Project F

RISC-V Assembler: Jump and Function

Published · Updated

This post begins by examining the RISC-V jump instructions: jal and jalr. Jump instructions are the basis of functions, so we’ll then dig into function calls, the RISC-V ABI, calling convention, and how to use the stack. Jump instructions are included in RV32I, the base integer instruction set. New to the RISC-V assembler series? Check out the first part on arithmetic instructions.

In the last few years, we’ve seen an explosion of RISC-V CPU designs, especially on FPGA. Thankfully, RISC-V is ideal for assembly programming with its compact, easy-to-learn instruction set. This series will help you learn and understand 32-bit RISC-V instructions (RV32) and the RISC-V ABI.

Share your thoughts with @WillFlux on Mastodon or Twitter. If you like what I do, sponsor me. 🙏

Jump

The main operation of the jump instructions is to update the program counter (PC).

The PC points to the next instruction the CPU will execute. Usually, the CPU adds 4 to the PC when executing an instruction, as each instruction is 4 bytes long. However, with a jump instruction, the CPU updates the PC to point at the jump destination instead.

The jump instructions are unconditional. For conditional jumps, see my separate post on branching.

Just the Two of Us

At one level, this post is about two instructions: jal and jalr. But these two instructions are exciting because they enable functions (also known as subroutines or procedure calls).

jal   # jump and link
jalr  # jump and link register

Before updating the PC, a jump instruction writes the address of the following instruction into a register. By saving this return address, we can return to it and continue execution where we left off.

jal uses a 20-bit signed immediate for the jump destination, while jalr uses a register plus 12-bit signed offset in a similar way to load/store instructions. See arithmetic sign extension for a reminder of how sign extension works.

jal has a range of ±1MiB - relative to the PC. Jumps are in units of two bytes to support compressed instructions.

jalr offsets are only ±2KiB, but you can combine jalr with lui to reach anywhere in 32-bit address space, or with auipc to reach any PC-relative address. See my previous coverage of auipc.

Jump!

Before we tackle more advanced uses for jump, let’s consider a plain jump with no way back using:

j  # jump to label (no return)

For example, use j in an infinite loop:

.L_forever:
    la  a0, message  # load address of message
    call printstr    # call a function (discussed below)
    j .L_forever     # jump to .L_forever label

You could also use the j instruction in case/switch code.

The assembler translates j into jal with the return address register set to x0 (zero).

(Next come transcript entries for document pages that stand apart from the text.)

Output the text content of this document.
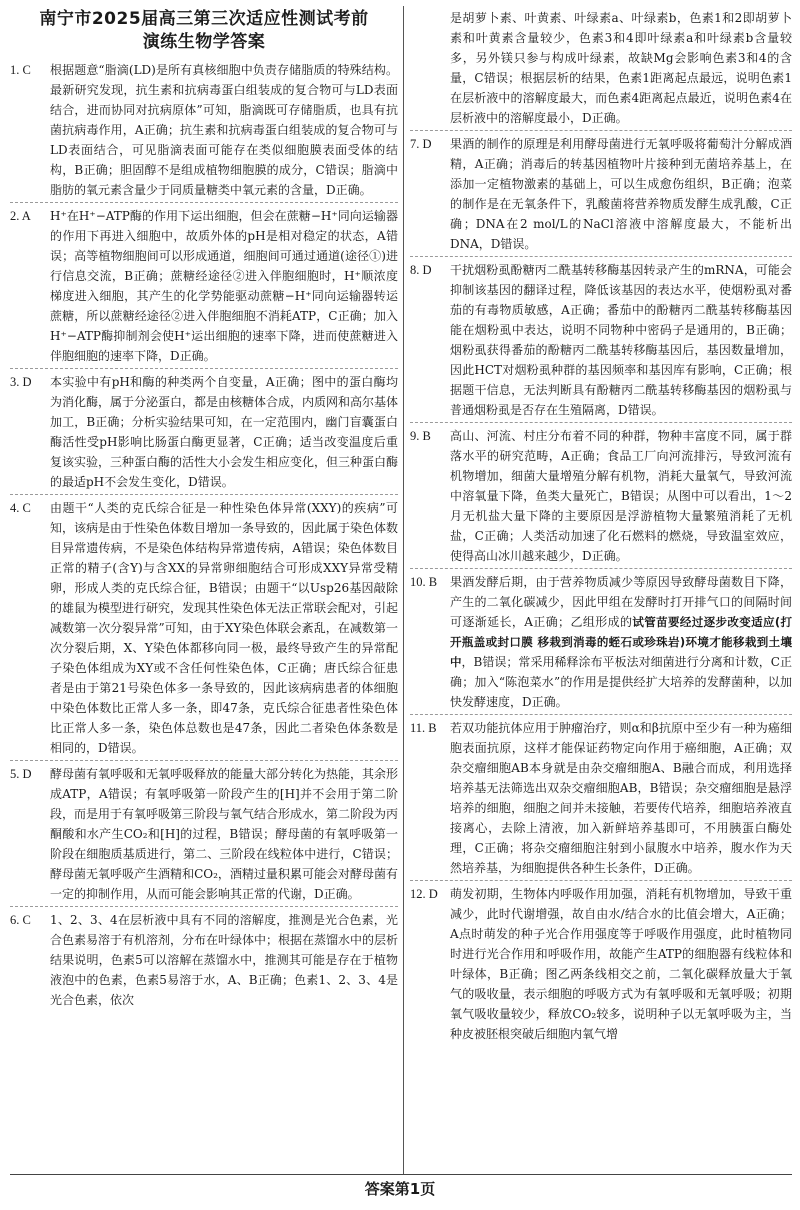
南宁市2025届高三第三次适应性测试考前
演练生物学答案
1. C	根据题意“脂滴(LD)是所有真核细胞中负责存储脂质的特殊结构。最新研究发现，抗生素和抗病毒蛋白组装成的复合物可与LD表面结合，进而协同对抗病原体”可知，脂滴既可存储脂质，也具有抗菌抗病毒作用，A正确；抗生素和抗病毒蛋白组装成的复合物可与LD表面结合，可见脂滴表面可能存在类似细胞膜表面受体的结构，B正确；胆固醇不是组成植物细胞膜的成分，C错误；脂滴中脂肪的氧元素含量少于同质量糖类中氧元素的含量，D正确。
2. A	H⁺在H⁺−ATP酶的作用下运出细胞，但会在蔗糖−H⁺同向运输器的作用下再进入细胞中，故质外体的pH是相对稳定的状态，A错误；高等植物细胞间可以形成通道，细胞间可通过通道(途径①)进行信息交流，B正确；蔗糖经途径②进入伴胞细胞时，H⁺顺浓度梯度进入细胞，其产生的化学势能驱动蔗糖−H⁺同向运输器转运蔗糖，所以蔗糖经途径②进入伴胞细胞不消耗ATP，C正确；加入H⁺−ATP酶抑制剂会使H⁺运出细胞的速率下降，进而使蔗糖进入伴胞细胞的速率下降，D正确。
3. D	本实验中有pH和酶的种类两个自变量，A正确；图中的蛋白酶均为消化酶，属于分泌蛋白，都是由核糖体合成，内质网和高尔基体加工，B正确；分析实验结果可知，在一定范围内，幽门盲囊蛋白酶活性受pH影响比肠蛋白酶更显著，C正确；适当改变温度后重复该实验，三种蛋白酶的活性大小会发生相应变化，但三种蛋白酶的最适pH不会发生变化，D错误。
4. C	由题干“人类的克氏综合征是一种性染色体异常(XXY)的疾病”可知，该病是由于性染色体数目增加一条导致的，因此属于染色体数目异常遗传病，不是染色体结构异常遗传病，A错误；染色体数目正常的精子(含Y)与含XX的异常卵细胞结合可形成XXY异常受精卵，形成人类的克氏综合征，B错误；由题干“以Usp26基因敲除的雄鼠为模型进行研究，发现其性染色体无法正常联会配对，引起减数第一次分裂异常”可知，由于XY染色体联会紊乱，在减数第一次分裂后期，X、Y染色体都移向同一极，最终导致产生的异常配子染色体组成为XY或不含任何性染色体，C正确；唐氏综合征患者是由于第21号染色体多一条导致的，因此该病病患者的体细胞中染色体数比正常人多一条，即47条，克氏综合征患者性染色体比正常人多一条，染色体总数也是47条，因此二者染色体条数是相同的，D错误。
5. D	酵母菌有氧呼吸和无氧呼吸释放的能量大部分转化为热能，其余形成ATP，A错误；有氧呼吸第一阶段产生的[H]并不会用于第二阶段，而是用于有氧呼吸第三阶段与氧气结合形成水，第二阶段为丙酮酸和水产生CO₂和[H]的过程，B错误；酵母菌的有氧呼吸第一阶段在细胞质基质进行，第二、三阶段在线粒体中进行，C错误；酵母菌无氧呼吸产生酒精和CO₂，酒精过量积累可能会对酵母菌有一定的抑制作用，从而可能会影响其正常的代谢，D正确。
6. C	1、2、3、4在层析液中具有不同的溶解度，推测是光合色素，光合色素易溶于有机溶剂，分布在叶绿体中；根据在蒸馏水中的层析结果说明，色素5可以溶解在蒸馏水中，推测其可能是存在于植物液泡中的色素，色素5易溶于水，A、B正确；色素1、2、3、4是光合色素，依次

是胡萝卜素、叶黄素、叶绿素a、叶绿素b，色素1和2即胡萝卜素和叶黄素含量较少，色素3和4即叶绿素a和叶绿素b含量较多，另外镁只参与构成叶绿素，故缺Mg会影响色素3和4的含量，C错误；根据层析的结果，色素1距离起点最远，说明色素1在层析液中的溶解度最大，而色素4距离起点最近，说明色素4在层析液中的溶解度最小，D正确。

7. D	果酒的制作的原理是利用酵母菌进行无氧呼吸将葡萄汁分解成酒精，A正确；消毒后的转基因植物叶片接种到无菌培养基上，在添加一定植物激素的基础上，可以生成愈伤组织，B正确；泡菜的制作是在无氧条件下，乳酸菌将营养物质发酵生成乳酸，C正确；DNA在2 mol/L的NaCl溶液中溶解度最大，不能析出DNA，D错误。
8. D	干扰烟粉虱酚糖丙二酰基转移酶基因转录产生的mRNA，可能会抑制该基因的翻译过程，降低该基因的表达水平，使烟粉虱对番茄的有毒物质敏感，A正确；番茄中的酚糖丙二酰基转移酶基因能在烟粉虱中表达，说明不同物种中密码子是通用的，B正确；烟粉虱获得番茄的酚糖丙二酰基转移酶基因后，基因数量增加，因此HCT对烟粉虱种群的基因频率和基因库有影响，C正确；根据题干信息，无法判断具有酚糖丙二酰基转移酶基因的烟粉虱与普通烟粉虱是否存在生殖隔离，D错误。
9. B	高山、河流、村庄分布着不同的种群，物种丰富度不同，属于群落水平的研究范畴，A正确；食品工厂向河流排污，导致河流有机物增加，细菌大量增殖分解有机物，消耗大量氧气，导致河流中溶氧量下降，鱼类大量死亡，B错误；从图中可以看出，1～2月无机盐大量下降的主要原因是浮游植物大量繁殖消耗了无机盐，C正确；人类活动加速了化石燃料的燃烧，导致温室效应，使得高山冰川越来越少，D正确。
10. B	果酒发酵后期，由于营养物质减少等原因导致酵母菌数目下降，产生的二氧化碳减少，因此甲组在发酵时打开排气口的间隔时间可逐渐延长，A正确；乙组形成的试管苗要经过逐步改变适应(打开瓶盖或封口膜 移栽到消毒的蛭石或珍珠岩)环境才能移栽到土壤中，B错误；常采用稀释涂布平板法对细菌进行分离和计数，C正确；加入“陈泡菜水”的作用是提供经扩大培养的发酵菌种，以加快发酵速度，D正确。
11. B	若双功能抗体应用于肿瘤治疗，则α和β抗原中至少有一种为癌细胞表面抗原，这样才能保证药物定向作用于癌细胞，A正确；双杂交瘤细胞AB本身就是由杂交瘤细胞A、B融合而成，利用选择培养基无法筛选出双杂交瘤细胞AB，B错误；杂交瘤细胞是悬浮培养的细胞，细胞之间并未接触，若要传代培养，细胞培养液直接离心，去除上清液，加入新鲜培养基即可，不用胰蛋白酶处理，C正确；将杂交瘤细胞注射到小鼠腹水中培养，腹水作为天然培养基，为细胞提供各种生长条件，D正确。
12. D	萌发初期，生物体内呼吸作用加强，消耗有机物增加，导致干重减少，此时代谢增强，故自由水/结合水的比值会增大，A正确；A点时萌发的种子光合作用强度等于呼吸作用强度，此时植物同时进行光合作用和呼吸作用，故能产生ATP的细胞器有线粒体和叶绿体，B正确；图乙两条线相交之前，二氧化碳释放量大于氧气的吸收量，表示细胞的呼吸方式为有氧呼吸和无氧呼吸；初期氧气吸收量较少，释放CO₂较多，说明种子以无氧呼吸为主，当种皮被胚根突破后细胞内氧气增
答案第1页
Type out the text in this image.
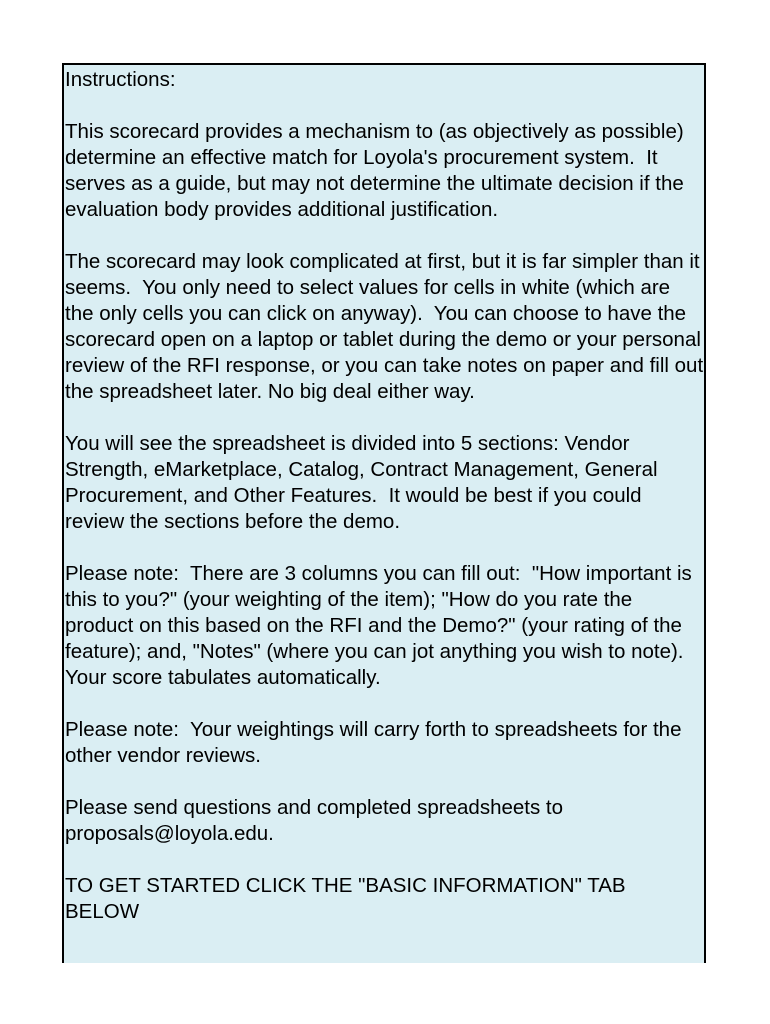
Instructions:
This scorecard provides a mechanism to (as objectively as possible) determine an effective match for Loyola's procurement system.  It serves as a guide, but may not determine the ultimate decision if the evaluation body provides additional justification.
The scorecard may look complicated at first, but it is far simpler than it seems.  You only need to select values for cells in white (which are the only cells you can click on anyway).  You can choose to have the scorecard open on a laptop or tablet during the demo or your personal review of the RFI response, or you can take notes on paper and fill out the spreadsheet later. No big deal either way.
You will see the spreadsheet is divided into 5 sections: Vendor Strength, eMarketplace, Catalog, Contract Management, General Procurement, and Other Features.  It would be best if you could review the sections before the demo.
Please note:  There are 3 columns you can fill out:  "How important is this to you?" (your weighting of the item); "How do you rate the product on this based on the RFI and the Demo?" (your rating of the feature); and, "Notes" (where you can jot anything you wish to note).  Your score tabulates automatically.
Please note:  Your weightings will carry forth to spreadsheets for the other vendor reviews.
Please send questions and completed spreadsheets to proposals@loyola.edu.
TO GET STARTED CLICK THE "BASIC INFORMATION" TAB BELOW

ProTip: Use j for unconditional jumps. It makes your intent clear and has a greater range than branches.

Functions

To call a function, we must jump to a new address while remembering where we came from. The jal instruction can do this. We need to choose where to save the return address. By convention, this is the x1 register, known in the ABI as the return address register or ra.

The use of ra for the return address is part of the standard RISC-V ABI (application binary interface). The ABI ensures programs written by different programmers and with different tools can interoperate. For example, the ABI allows a program written in C to call a function written in assembler.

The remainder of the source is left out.